The best way to address the skill, tool, and language disparity is to be intentional in correcting the bias. Literally, make yourself a cheat-sheet with all your player’s skills, tools, and languages. You can also include background features (you know, like the acolytes Shelter of the Faithful, or an urchin’s City Secrets), or some of the lesser used feats or more flavorful racial traits. Any of your players features and choices that you want to intentionally reward. Then plan your encounters around them.

“That sounds like railroading! I don’t want to prepare a particular solution in advance!” Planning encounters with your player’s special abilities in mind isn’t railroading, and it doesn’t mean you’re planning plots instead of situations. What it does mean is that you’re planning to include those elements in your situation. It can be as simple as changing the language on an inscription from elvish to celestial and tweaking the content to be more religious for a religion proficiency, or making your objects shoes for the cobblers tools and a special pack of cards for the gaming set. It’s tiny but intentional changes that will make a world of difference.

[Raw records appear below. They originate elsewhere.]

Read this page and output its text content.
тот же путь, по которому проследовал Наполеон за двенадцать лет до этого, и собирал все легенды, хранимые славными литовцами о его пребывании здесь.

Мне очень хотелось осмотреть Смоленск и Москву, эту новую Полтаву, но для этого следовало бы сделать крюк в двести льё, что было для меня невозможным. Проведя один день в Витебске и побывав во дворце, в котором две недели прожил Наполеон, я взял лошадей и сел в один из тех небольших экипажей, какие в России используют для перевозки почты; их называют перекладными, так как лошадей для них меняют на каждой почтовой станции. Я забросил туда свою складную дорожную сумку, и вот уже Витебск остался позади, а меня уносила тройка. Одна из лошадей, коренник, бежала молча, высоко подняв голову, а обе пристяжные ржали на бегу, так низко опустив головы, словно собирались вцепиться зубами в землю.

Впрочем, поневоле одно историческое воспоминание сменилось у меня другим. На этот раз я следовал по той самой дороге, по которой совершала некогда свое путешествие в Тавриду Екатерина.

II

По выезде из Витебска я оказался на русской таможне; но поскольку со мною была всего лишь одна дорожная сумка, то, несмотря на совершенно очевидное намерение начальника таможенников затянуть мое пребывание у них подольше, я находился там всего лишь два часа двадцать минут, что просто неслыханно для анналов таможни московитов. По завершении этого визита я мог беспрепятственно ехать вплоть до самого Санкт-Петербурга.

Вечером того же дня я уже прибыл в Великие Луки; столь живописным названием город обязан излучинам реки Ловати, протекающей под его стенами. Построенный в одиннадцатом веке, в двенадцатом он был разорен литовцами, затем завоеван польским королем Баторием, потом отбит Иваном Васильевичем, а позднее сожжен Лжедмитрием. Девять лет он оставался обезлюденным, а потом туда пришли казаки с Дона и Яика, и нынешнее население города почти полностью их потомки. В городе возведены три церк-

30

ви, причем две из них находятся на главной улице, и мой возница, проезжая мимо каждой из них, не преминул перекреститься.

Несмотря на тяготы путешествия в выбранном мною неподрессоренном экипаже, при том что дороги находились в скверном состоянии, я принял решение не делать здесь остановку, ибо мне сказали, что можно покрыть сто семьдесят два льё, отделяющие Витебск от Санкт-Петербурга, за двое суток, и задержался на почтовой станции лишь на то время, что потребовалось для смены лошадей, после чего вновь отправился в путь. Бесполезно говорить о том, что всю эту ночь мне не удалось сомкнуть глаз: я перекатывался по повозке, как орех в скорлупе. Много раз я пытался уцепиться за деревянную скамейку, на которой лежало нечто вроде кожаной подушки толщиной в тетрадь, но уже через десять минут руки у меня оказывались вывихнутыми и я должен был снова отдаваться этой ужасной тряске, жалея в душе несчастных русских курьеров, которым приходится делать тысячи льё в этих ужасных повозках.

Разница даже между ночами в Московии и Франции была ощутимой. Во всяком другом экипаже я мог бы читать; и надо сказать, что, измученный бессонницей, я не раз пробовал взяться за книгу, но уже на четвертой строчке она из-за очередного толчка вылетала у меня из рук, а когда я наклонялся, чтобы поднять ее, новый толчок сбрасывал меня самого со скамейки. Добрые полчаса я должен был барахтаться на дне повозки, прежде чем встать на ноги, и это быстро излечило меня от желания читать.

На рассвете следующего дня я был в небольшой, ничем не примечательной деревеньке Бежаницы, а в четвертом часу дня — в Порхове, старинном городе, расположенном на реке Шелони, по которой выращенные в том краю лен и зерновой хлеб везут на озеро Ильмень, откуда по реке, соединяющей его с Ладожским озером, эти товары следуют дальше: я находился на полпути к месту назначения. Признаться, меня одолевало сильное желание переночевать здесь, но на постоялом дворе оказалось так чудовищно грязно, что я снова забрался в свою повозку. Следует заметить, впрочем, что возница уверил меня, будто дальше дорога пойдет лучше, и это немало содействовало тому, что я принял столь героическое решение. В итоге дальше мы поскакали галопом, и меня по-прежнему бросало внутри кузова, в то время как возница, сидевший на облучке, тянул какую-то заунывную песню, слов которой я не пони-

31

It will also do more for your game than reduce mild annoyances like skill piling, or lessen the ubiquity of dominant skills. It will also free the creativity of both yourself, as the DM, and your players. Many players will start to investigate things more deeply, because they too have a chance to solve a problem. They will start looking at forgotten areas of their character sheets, become more interested in things around them, and follow more of their character’s interests— which are generally mechanically denoted by such proficiencies. There is a deep connection between rewarding these kinds of character choices, and between exploration— but that’s a deep dive for another day!

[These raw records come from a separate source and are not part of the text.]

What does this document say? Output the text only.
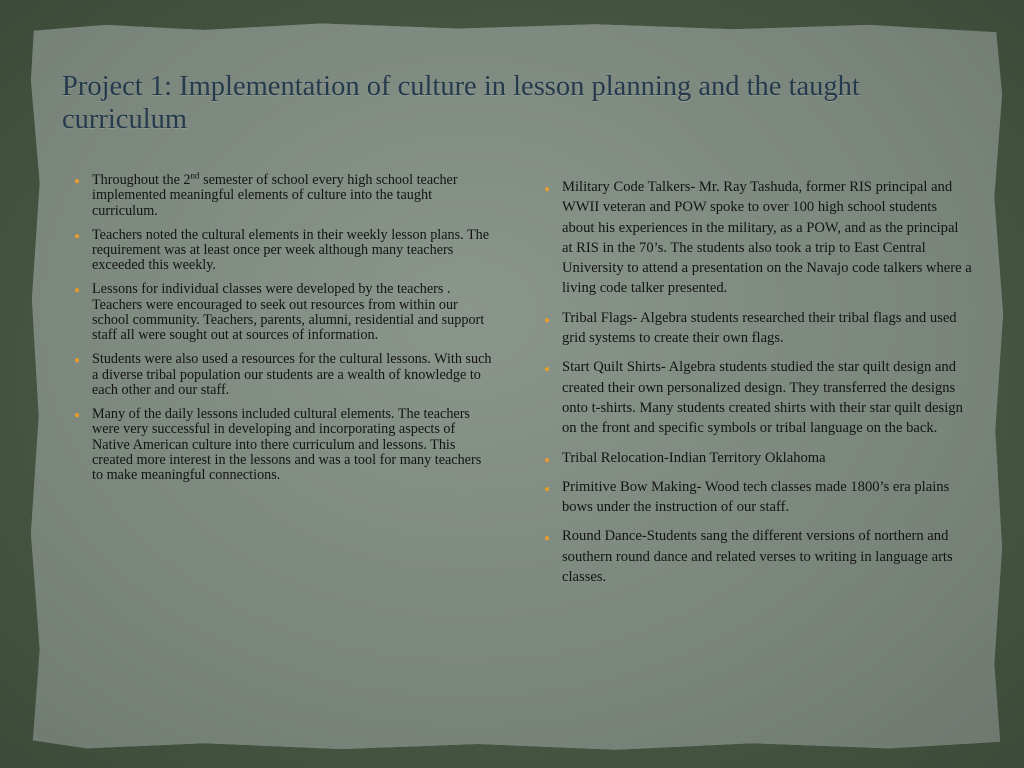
Project 1: Implementation of culture in lesson planning and the taught curriculum
● Throughout the 2nd semester of school every high school teacher implemented meaningful elements of culture into the taught curriculum.
● Teachers noted the cultural elements in their weekly lesson plans. The requirement was at least once per week although many teachers exceeded this weekly.
● Lessons for individual classes were developed by the teachers . Teachers were encouraged to seek out resources from within our school community. Teachers, parents, alumni, residential and support staff all were sought out at sources of information.
● Students were also used a resources for the cultural lessons. With such a diverse tribal population our students are a wealth of knowledge to each other and our staff.
● Many of the daily lessons included cultural elements. The teachers were very successful in developing and incorporating aspects of Native American culture into there curriculum and lessons. This created more interest in the lessons and was a tool for many teachers to make meaningful connections.
● Military Code Talkers- Mr. Ray Tashuda, former RIS principal and WWII veteran and POW spoke to over 100 high school students about his experiences in the military, as a POW, and as the principal at RIS in the 70’s. The students also took a trip to East Central University to attend a presentation on the Navajo code talkers where a living code talker presented.
● Tribal Flags- Algebra students researched their tribal flags and used grid systems to create their own flags.
● Start Quilt Shirts- Algebra students studied the star quilt design and created their own personalized design. They transferred the designs onto t-shirts. Many students created shirts with their star quilt design on the front and specific symbols or tribal language on the back.
● Tribal Relocation-Indian Territory Oklahoma
● Primitive Bow Making- Wood tech classes made 1800’s era plains bows under the instruction of our staff.
● Round Dance-Students sang the different versions of northern and southern round dance and related verses to writing in language arts classes.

In the meantime, I really suggest that if you don’t have a cheat sheet with your character’s proficiencies on it, make one! Pull it out when you’re prepping, and try to incorporate just a few of them into your next couple of encounters. In the beginning, you might need to prompt the players. “Sharice, doesn’t Alecia speak celestial?” or “Alex, Tilab is proficient with leatherworking tools, right?” After all, they might not be accustomed to checking those areas on their character sheets. But that will likely change over time!

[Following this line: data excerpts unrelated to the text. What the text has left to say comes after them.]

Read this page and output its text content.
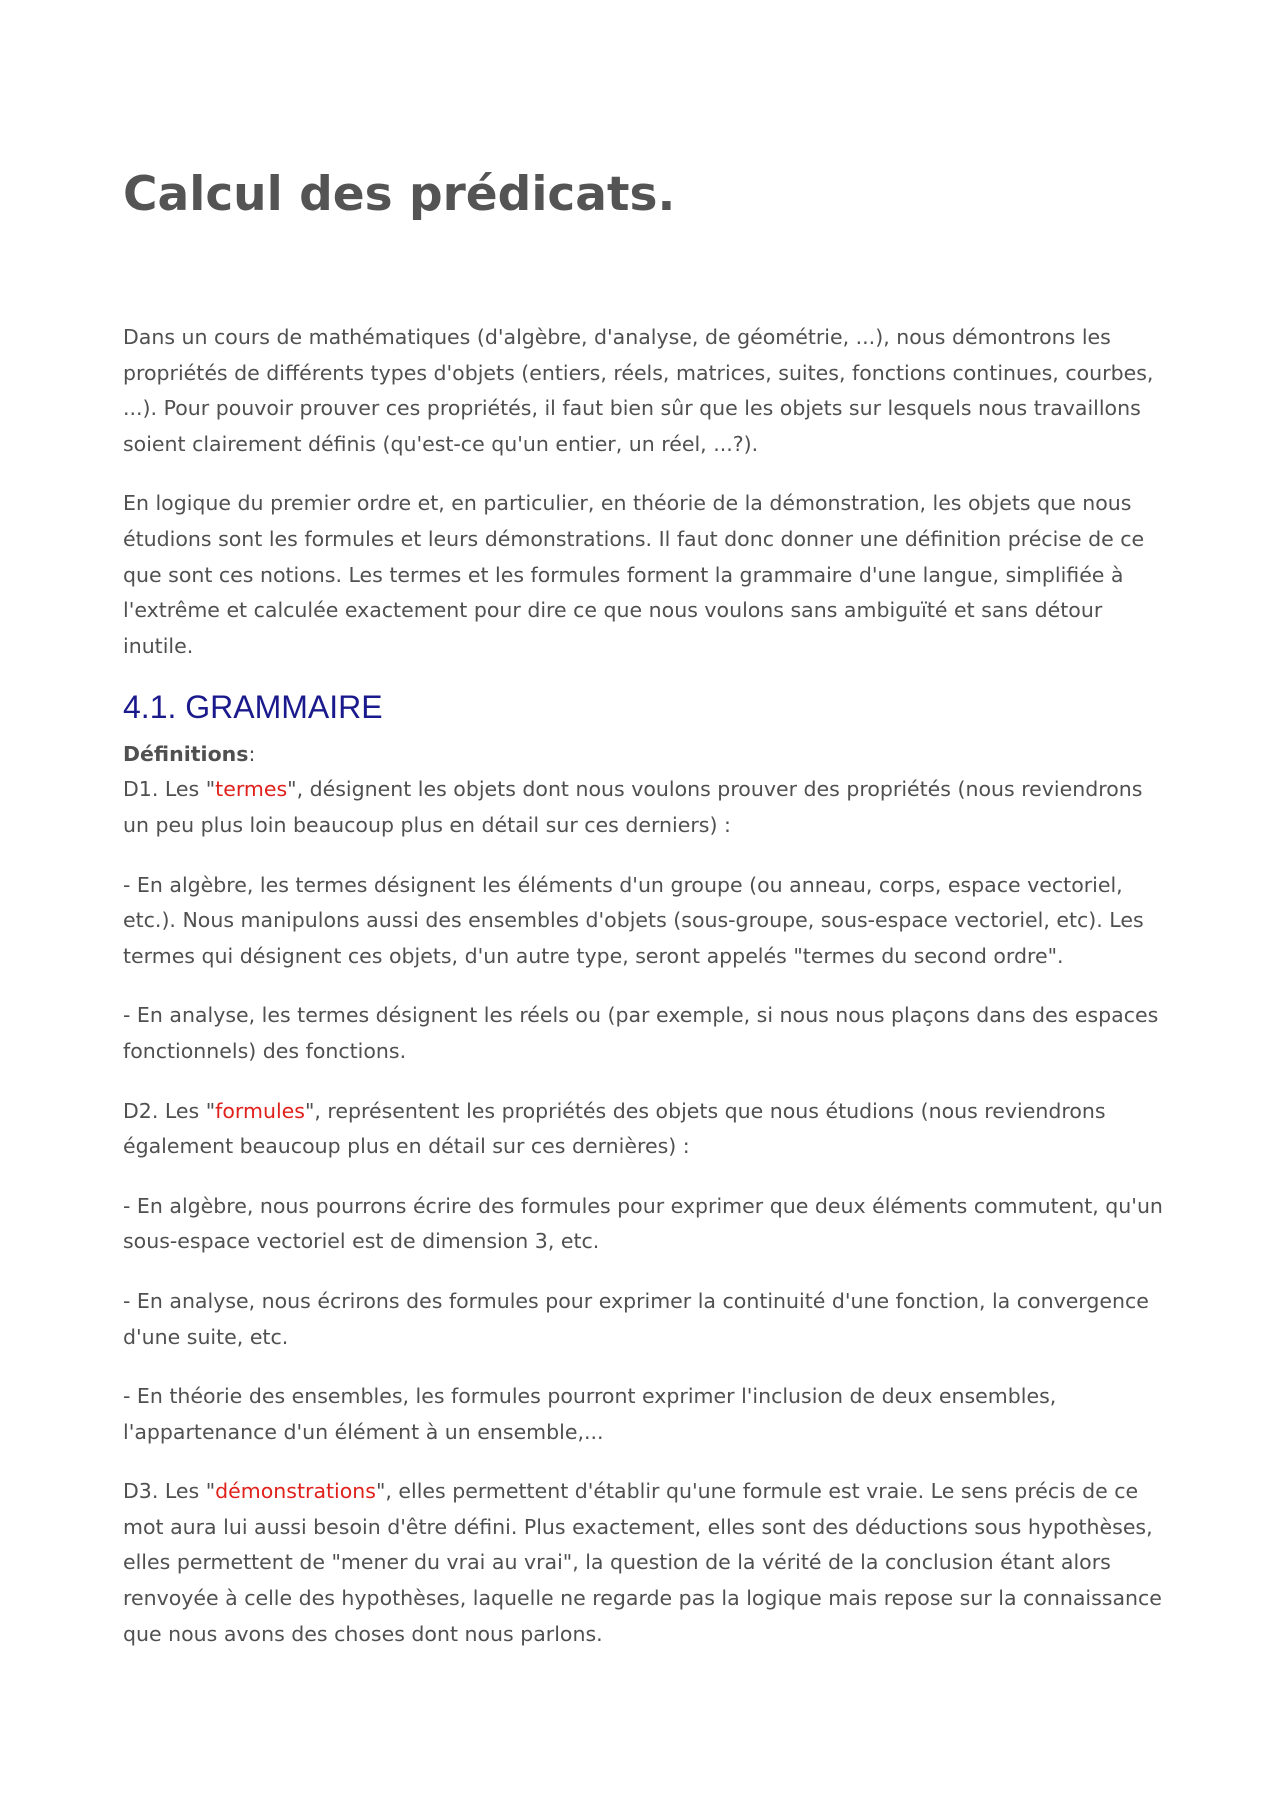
Calcul des prédicats.

Dans un cours de mathématiques (d'algèbre, d'analyse, de géométrie, ...), nous démontrons les propriétés de différents types d'objets (entiers, réels, matrices, suites, fonctions continues, courbes, ...). Pour pouvoir prouver ces propriétés, il faut bien sûr que les objets sur lesquels nous travaillons soient clairement définis (qu'est-ce qu'un entier, un réel, ...?).

En logique du premier ordre et, en particulier, en théorie de la démonstration, les objets que nous étudions sont les formules et leurs démonstrations. Il faut donc donner une définition précise de ce que sont ces notions. Les termes et les formules forment la grammaire d'une langue, simplifiée à l'extrême et calculée exactement pour dire ce que nous voulons sans ambiguïté et sans détour inutile.

4.1. GRAMMAIRE
Définitions:

D1. Les "termes", désignent les objets dont nous voulons prouver des propriétés (nous reviendrons un peu plus loin beaucoup plus en détail sur ces derniers) :

- En algèbre, les termes désignent les éléments d'un groupe (ou anneau, corps, espace vectoriel, etc.). Nous manipulons aussi des ensembles d'objets (sous-groupe, sous-espace vectoriel, etc). Les termes qui désignent ces objets, d'un autre type, seront appelés "termes du second ordre".

- En analyse, les termes désignent les réels ou (par exemple, si nous nous plaçons dans des espaces fonctionnels) des fonctions.

D2. Les "formules", représentent les propriétés des objets que nous étudions (nous reviendrons également beaucoup plus en détail sur ces dernières) :

- En algèbre, nous pourrons écrire des formules pour exprimer que deux éléments commutent, qu'un sous-espace vectoriel est de dimension 3, etc.

- En analyse, nous écrirons des formules pour exprimer la continuité d'une fonction, la convergence d'une suite, etc.

- En théorie des ensembles, les formules pourront exprimer l'inclusion de deux ensembles, l'appartenance d'un élément à un ensemble,...

D3. Les "démonstrations", elles permettent d'établir qu'une formule est vraie. Le sens précis de ce mot aura lui aussi besoin d'être défini. Plus exactement, elles sont des déductions sous hypothèses, elles permettent de "mener du vrai au vrai", la question de la vérité de la conclusion étant alors renvoyée à celle des hypothèses, laquelle ne regarde pas la logique mais repose sur la connaissance que nous avons des choses dont nous parlons.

On the whole, I have never once regretted making a change to an encounter to include a characters choice that hasn’t yet seen the light of day. The excitement of the druid that finally gets to use Druidic or the barbarian who finally gets to use their land vehicle proficiency is so fun, and so rewarding. I have, on the other hand, kicked myself mentally, for not making a tiny change such as that, in order to make space for those characters.